The common hormonal birth control shot depot-medroxyprogesterone acetate, known more commonly as DMPA and sold as Depo-Provera, has been linked to an increased risk of HIV infection in women. A study published in February 2018 in Endocrine Reviews found that the progestin MPA used in the DMPA shot both increases the permeability of the female genital tract (promoting HIV-1 uptake) and suppresses parts of the immune system. When the cells in the genital tract come into contact with HIV, MPA acts like the stress hormone cortisol.

“Human studies suggest DMPA use may raise the risk of HIV infection in exposed women by about 40 percent,” explained Zdenek Hel, Ph.D., professor in the University of Alabama at Birmingham Department of Pathology, UAB School of Medicine, and co-author of the study. “Importantly, we know that some other forms of contraceptive methods do not show the same deleterious effect on the immune function in cell culture, small animals or human studies.”

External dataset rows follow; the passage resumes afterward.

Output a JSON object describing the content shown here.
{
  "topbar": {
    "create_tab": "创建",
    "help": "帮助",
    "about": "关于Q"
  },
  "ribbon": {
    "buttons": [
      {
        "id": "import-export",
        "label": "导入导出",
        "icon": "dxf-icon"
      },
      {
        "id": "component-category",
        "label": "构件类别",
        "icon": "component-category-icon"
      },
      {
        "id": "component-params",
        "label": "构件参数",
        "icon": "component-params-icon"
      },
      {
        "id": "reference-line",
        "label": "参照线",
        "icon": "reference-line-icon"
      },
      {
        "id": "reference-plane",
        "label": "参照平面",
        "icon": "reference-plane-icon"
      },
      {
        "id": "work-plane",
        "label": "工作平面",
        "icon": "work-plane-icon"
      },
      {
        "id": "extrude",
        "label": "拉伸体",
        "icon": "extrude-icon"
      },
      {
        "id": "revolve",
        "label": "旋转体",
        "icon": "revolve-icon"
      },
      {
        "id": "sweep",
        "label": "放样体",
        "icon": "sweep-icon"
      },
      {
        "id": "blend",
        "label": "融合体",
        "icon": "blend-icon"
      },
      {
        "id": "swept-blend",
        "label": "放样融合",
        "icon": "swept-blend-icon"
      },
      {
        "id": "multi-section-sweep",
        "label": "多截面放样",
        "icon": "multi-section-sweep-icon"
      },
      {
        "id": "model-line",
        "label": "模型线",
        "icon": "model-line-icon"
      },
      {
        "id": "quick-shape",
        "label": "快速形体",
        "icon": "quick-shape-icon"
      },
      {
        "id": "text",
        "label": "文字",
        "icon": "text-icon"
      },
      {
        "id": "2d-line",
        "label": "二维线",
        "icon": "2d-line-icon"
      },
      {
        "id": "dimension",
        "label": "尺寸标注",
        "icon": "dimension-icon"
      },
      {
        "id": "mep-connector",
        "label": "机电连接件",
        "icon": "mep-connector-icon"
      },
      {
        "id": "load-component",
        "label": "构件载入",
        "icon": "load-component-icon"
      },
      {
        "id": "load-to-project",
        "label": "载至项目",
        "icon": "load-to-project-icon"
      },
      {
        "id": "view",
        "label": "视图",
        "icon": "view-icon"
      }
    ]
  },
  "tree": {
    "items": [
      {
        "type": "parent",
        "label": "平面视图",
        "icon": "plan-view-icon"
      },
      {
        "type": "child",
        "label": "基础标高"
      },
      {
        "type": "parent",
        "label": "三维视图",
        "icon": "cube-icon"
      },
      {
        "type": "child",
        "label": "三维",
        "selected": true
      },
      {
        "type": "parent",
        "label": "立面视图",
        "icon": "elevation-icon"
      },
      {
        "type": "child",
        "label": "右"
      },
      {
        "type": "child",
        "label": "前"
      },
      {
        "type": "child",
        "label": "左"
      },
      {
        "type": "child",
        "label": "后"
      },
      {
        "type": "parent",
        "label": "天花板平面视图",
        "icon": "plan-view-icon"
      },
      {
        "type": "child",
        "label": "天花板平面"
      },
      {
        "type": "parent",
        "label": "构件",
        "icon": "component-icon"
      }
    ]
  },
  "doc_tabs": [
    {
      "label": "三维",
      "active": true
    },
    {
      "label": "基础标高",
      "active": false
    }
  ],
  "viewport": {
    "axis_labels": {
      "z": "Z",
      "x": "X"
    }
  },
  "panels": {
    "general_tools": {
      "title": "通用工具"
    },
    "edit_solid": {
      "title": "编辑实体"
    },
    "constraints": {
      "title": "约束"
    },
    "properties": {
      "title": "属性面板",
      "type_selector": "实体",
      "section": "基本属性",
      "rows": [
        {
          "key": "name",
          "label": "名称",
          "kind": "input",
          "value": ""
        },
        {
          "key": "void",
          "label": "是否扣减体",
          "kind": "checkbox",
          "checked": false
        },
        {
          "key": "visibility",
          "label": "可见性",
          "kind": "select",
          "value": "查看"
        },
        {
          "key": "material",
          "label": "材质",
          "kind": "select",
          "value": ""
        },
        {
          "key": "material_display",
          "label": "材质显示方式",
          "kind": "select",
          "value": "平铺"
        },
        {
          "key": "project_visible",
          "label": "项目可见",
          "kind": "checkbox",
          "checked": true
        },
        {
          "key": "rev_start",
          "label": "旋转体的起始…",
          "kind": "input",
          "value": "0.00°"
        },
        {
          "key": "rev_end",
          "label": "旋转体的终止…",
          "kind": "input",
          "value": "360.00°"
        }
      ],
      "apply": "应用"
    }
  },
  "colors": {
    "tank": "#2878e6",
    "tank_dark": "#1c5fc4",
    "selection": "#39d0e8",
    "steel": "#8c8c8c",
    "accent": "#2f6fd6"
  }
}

A 2012 observational study that included HIV-1 serodiscordant couples (meaning the woman does not have HIV while her partner is infected) in sub-Saharan Africa determined that risk of HIV infection was lower with other forms of contraception including sterilization, intrauterine devices, and hormonal implants. When women are given this particular DMPA hormonal birth control shot it may increase their risk of acquiring HIV by 1.4-fold.

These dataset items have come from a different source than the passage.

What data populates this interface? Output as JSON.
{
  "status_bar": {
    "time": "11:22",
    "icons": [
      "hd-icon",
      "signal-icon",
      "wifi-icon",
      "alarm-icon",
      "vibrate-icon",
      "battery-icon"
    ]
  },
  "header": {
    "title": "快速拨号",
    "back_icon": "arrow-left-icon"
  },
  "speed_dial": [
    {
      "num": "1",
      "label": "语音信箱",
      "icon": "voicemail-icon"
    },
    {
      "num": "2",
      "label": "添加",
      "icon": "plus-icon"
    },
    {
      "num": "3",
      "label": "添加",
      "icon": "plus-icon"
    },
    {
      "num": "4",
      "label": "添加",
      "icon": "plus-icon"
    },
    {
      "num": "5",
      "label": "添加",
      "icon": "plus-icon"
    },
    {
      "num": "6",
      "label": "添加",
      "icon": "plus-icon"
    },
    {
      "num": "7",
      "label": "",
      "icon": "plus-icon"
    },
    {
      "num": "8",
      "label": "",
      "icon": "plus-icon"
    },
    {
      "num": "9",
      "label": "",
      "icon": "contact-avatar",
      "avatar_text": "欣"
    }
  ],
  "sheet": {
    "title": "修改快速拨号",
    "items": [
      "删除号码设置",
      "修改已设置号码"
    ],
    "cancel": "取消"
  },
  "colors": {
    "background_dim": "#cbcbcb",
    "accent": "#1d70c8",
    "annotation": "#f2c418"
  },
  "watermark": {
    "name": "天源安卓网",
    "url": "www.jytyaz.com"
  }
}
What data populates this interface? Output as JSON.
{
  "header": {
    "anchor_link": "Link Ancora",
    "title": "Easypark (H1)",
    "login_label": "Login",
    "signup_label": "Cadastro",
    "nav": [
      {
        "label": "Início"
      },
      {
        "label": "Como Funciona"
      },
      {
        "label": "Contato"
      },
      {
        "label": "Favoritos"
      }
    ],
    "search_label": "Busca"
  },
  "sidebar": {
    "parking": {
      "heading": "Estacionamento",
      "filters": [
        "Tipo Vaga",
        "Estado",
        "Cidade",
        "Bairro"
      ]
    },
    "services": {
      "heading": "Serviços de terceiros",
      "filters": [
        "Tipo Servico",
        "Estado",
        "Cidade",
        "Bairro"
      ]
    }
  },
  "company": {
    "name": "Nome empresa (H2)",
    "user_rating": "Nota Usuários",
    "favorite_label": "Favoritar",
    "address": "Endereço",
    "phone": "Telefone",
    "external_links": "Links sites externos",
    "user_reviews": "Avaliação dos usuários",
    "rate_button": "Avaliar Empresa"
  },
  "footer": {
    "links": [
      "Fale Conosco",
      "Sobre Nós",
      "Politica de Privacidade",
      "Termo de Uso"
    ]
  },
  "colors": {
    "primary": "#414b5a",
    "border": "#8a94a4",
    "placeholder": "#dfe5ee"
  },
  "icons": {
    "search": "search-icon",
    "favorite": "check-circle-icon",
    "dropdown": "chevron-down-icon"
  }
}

“The increased rate of HIV infection among women using DMPA contraceptive shots is likely due to multiple reasons, including decreases in immune function and the protective barrier function of the female genital tract,” explained Janet P. Hapgood, Ph.D., University of Cape Town, South Africa; Hel; and Charu Kaushic, McMaster University, Hamilton, Ontario, Canada. “Studying the biology of MPA helps us understand what may be driving the increased rate of HIV infection seen in human research.”

More than half of the 36.7 million people living with HIV reside in eastern or southern Africa, and DMPA is the primary birth control used in sub-Saharan Africa. It is used by over 50 million women around the world.

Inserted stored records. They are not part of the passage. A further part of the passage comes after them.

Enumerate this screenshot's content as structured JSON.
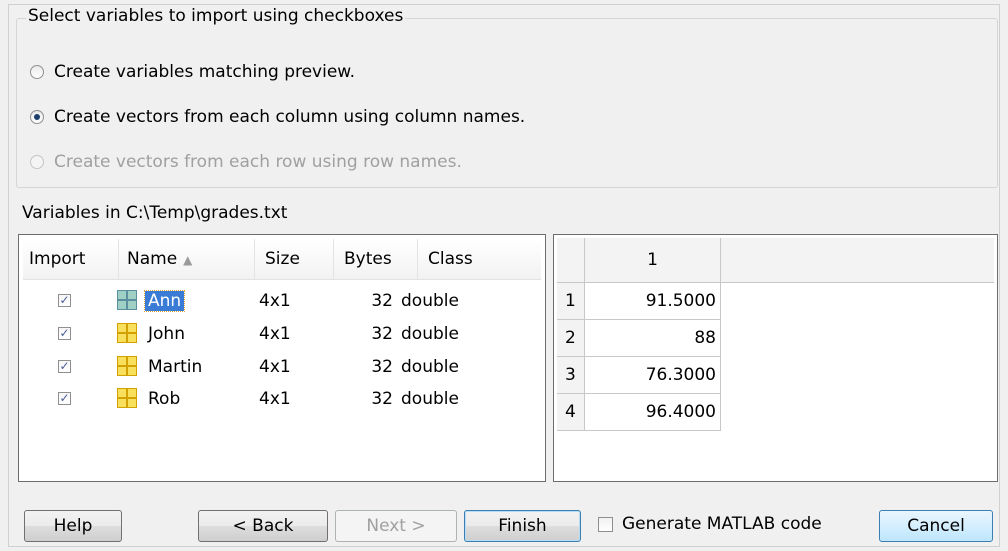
{
  "group": {
    "title": "Select variables to import using checkboxes",
    "options": [
      {
        "label": "Create variables matching preview.",
        "selected": false,
        "enabled": true
      },
      {
        "label": "Create vectors from each column using column names.",
        "selected": true,
        "enabled": true
      },
      {
        "label": "Create vectors from each row using row names.",
        "selected": false,
        "enabled": false
      }
    ]
  },
  "variables": {
    "label": "Variables in C:\\Temp\\grades.txt",
    "columns": {
      "import": "Import",
      "name": "Name",
      "size": "Size",
      "bytes": "Bytes",
      "class": "Class"
    },
    "rows": [
      {
        "checked": true,
        "name": "Ann",
        "size": "4x1",
        "bytes": "32",
        "class": "double",
        "selected": true
      },
      {
        "checked": true,
        "name": "John",
        "size": "4x1",
        "bytes": "32",
        "class": "double",
        "selected": false
      },
      {
        "checked": true,
        "name": "Martin",
        "size": "4x1",
        "bytes": "32",
        "class": "double",
        "selected": false
      },
      {
        "checked": true,
        "name": "Rob",
        "size": "4x1",
        "bytes": "32",
        "class": "double",
        "selected": false
      }
    ]
  },
  "preview": {
    "column_header": "1",
    "rows": [
      {
        "index": "1",
        "value": "91.5000"
      },
      {
        "index": "2",
        "value": "88"
      },
      {
        "index": "3",
        "value": "76.3000"
      },
      {
        "index": "4",
        "value": "96.4000"
      }
    ]
  },
  "buttons": {
    "help": "Help",
    "back": "< Back",
    "next": "Next >",
    "finish": "Finish",
    "generate_code": "Generate MATLAB code",
    "cancel": "Cancel"
  }
}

Obianuju Ekeocha, an African woman and pro-life activist argues that the women of Africa do not want contraception in the first place and when Western countries come to Africa with birth control and abortion, it is a form of ideological colonization.


“Why don’t you listen to the people first?” she asked in an interview with BBC news. “In all this talk about contraception, the one thing that I have never heard of in all my time trying to track all these things is something like the side effects of contraception. No one ever tells the African women, when they come to promote contraception across the different African countries.”

“My lifeline out of poverty was education,” Ekeocha continued. “It was not contraception. And there are so many other women who have walked the same path as I have without ever having to take recourse to some contraception provided by the British government or the United States government.”

Ekeocha states that access to food, water, and basic healthcare is what lifts women and children from poverty, not access to birth control or abortion. Now it seems that DMPA, the most common hormonal birth control that Western countries have brought to Africa, is increasing African women’s risk of acquiring HIV.